C’est enfin l’unicité de la profession que le triumvirat a choisi de mettre en exergue. Une unicité qui ne va pas de soi tant les matières témoignent de pratiques différentes, avec une distinction naturelle entre les avocats d’affaires et ceux qui fréquentent les tribunaux. «Le conseil de l’ordre est extrêmement représentatif de toute la profession», que ce soit au niveau des matières, de l’origine des avocats ou encore de leur âge, souligne François Prum. Le conseil de l’ordre a d’ailleurs accueilli l’ancien président du Jeune Barreau, Benjamin Bodig, dans ses rangs à l’issue des élections du mois de juillet.

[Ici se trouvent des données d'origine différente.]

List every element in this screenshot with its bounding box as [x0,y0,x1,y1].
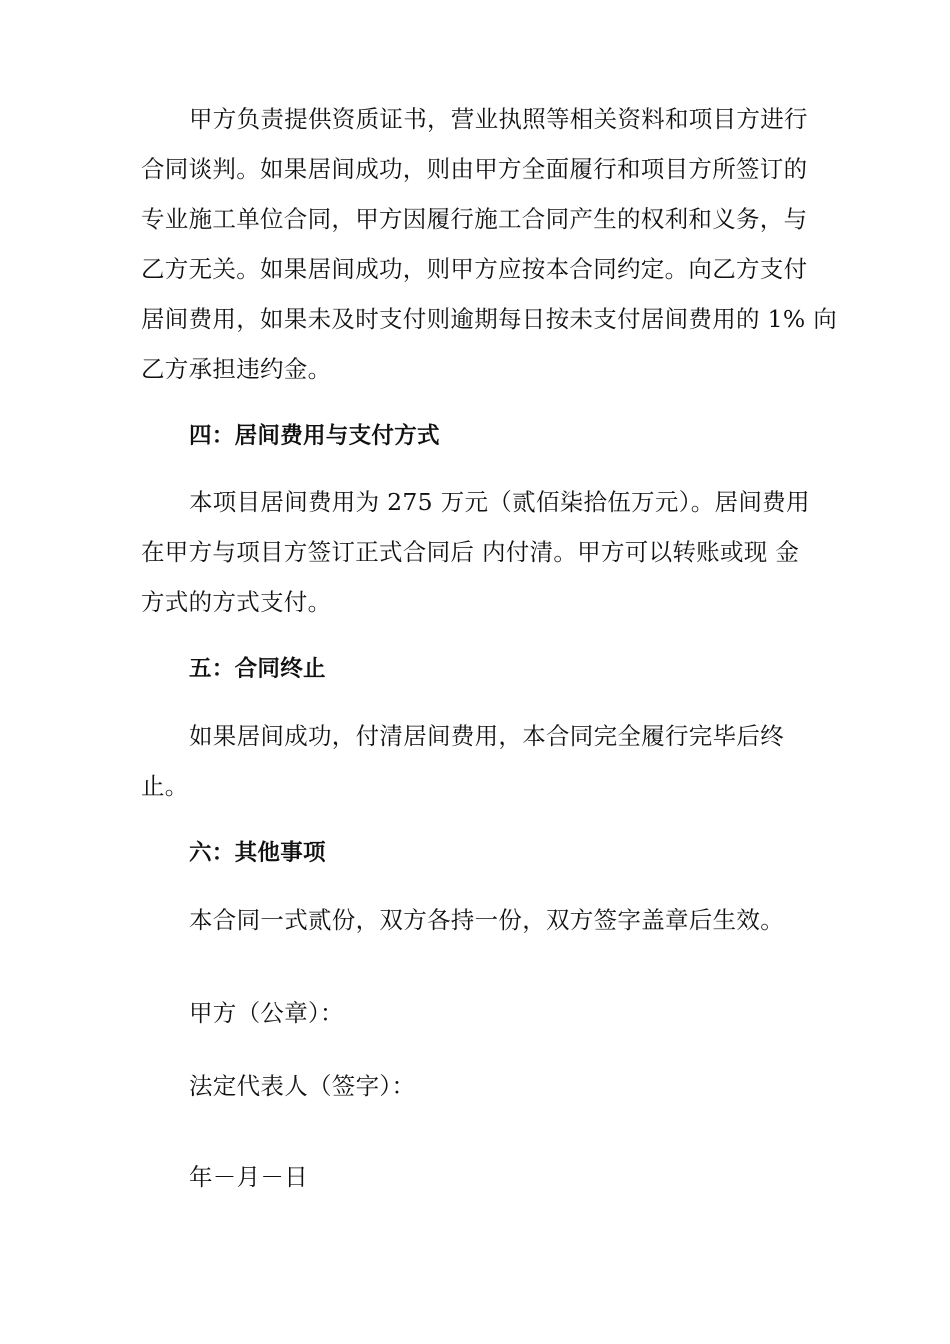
section5-heading: 五：合同终止 [189,656,326,682]
obligations-line-4: 乙方无关。如果居间成功，则甲方应按本合同约定。向乙方支付 [141,255,808,283]
section4-line-3: 方式的方式支付。 [141,588,332,616]
signature-party-a: 甲方（公章）： [189,999,344,1027]
section4-line-1: 本项目居间费用为 275 万元（贰佰柒拾伍万元）。居间费用 [189,488,810,516]
section6-line-1: 本合同一式贰份，双方各持一份，双方签字盖章后生效。 [189,906,784,934]
obligations-line-3: 专业施工单位合同，甲方因履行施工合同产生的权利和义务，与 [141,205,808,233]
obligations-line-5: 居间费用，如果未及时支付则逾期每日按未支付居间费用的 1% 向 [141,305,838,333]
section5-line-2: 止。 [141,772,189,800]
obligations-line-6: 乙方承担违约金。 [141,355,332,383]
signature-date: 年－月－日 [189,1163,308,1191]
section4-heading: 四：居间费用与支付方式 [189,423,440,449]
obligations-line-2: 合同谈判。如果居间成功，则由甲方全面履行和项目方所签订的 [141,155,808,183]
section6-heading: 六：其他事项 [189,840,326,866]
section4-line-2: 在甲方与项目方签订正式合同后 内付清。甲方可以转账或现 金 [141,538,800,566]
obligations-line-1: 甲方负责提供资质证书，营业执照等相关资料和项目方进行 [189,105,808,133]
section5-line-1: 如果居间成功，付清居间费用，本合同完全履行完毕后终 [189,722,784,750]
signature-legal-representative: 法定代表人（签字）： [189,1072,416,1100]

«Les intérêts sont les mêmes», appuie le bâtonnier, évoquant le secret professionnel et la relation entre l’avocat et son client, qui se résume à une question: «Comment aider juridiquement son client?». Et si une perquisition, comme cela a pu se produire dans le passé et notamment dans le contexte des Panama Papers, intervient dans un cabinet d’avocats, «elle doit se dérouler en présence du bâtonnier qui vérifie si les documents sont couverts par le secret, auquel cas il peut inscrire une remarque sur chaque pièce et s’opposer à ce qu’elle soit saisie, ce qui permettra à l’avocat de faire un recours pour récupérer cette pièce», explique Rosario Grasso, ancien bâtonnier.

Le triumvirat affiche sa confiance dans l’avenir d’une profession qui compte aujourd’hui plus de 2.400 avocats – un chiffre qui ne semble pas devoir fléchir. «Il y a un besoin de juristes dans le pays», insiste François Prum. Et le Brexit ne devrait pas se traduire par une pénurie de la demande. «La sortie du Royaume-Uni nourrit de grandes inquiétudes et pose d’immenses questions juridiques, mais de là à dire que les avocats anglais ne viendront plus, ce n’est pas si sûr», intervient François Kremer. «Il y a toujours des clients anglais qui veulent rester dans l’Union européenne et les cabinets d’affaires ont besoin d’avocats anglophones. L’anglais est très important dans les affaires.» Rosario Grasso ne manque pas de rappeler que la même crainte avait émergé au moment de l’abandon du secret bancaire avant de se révéler infondée.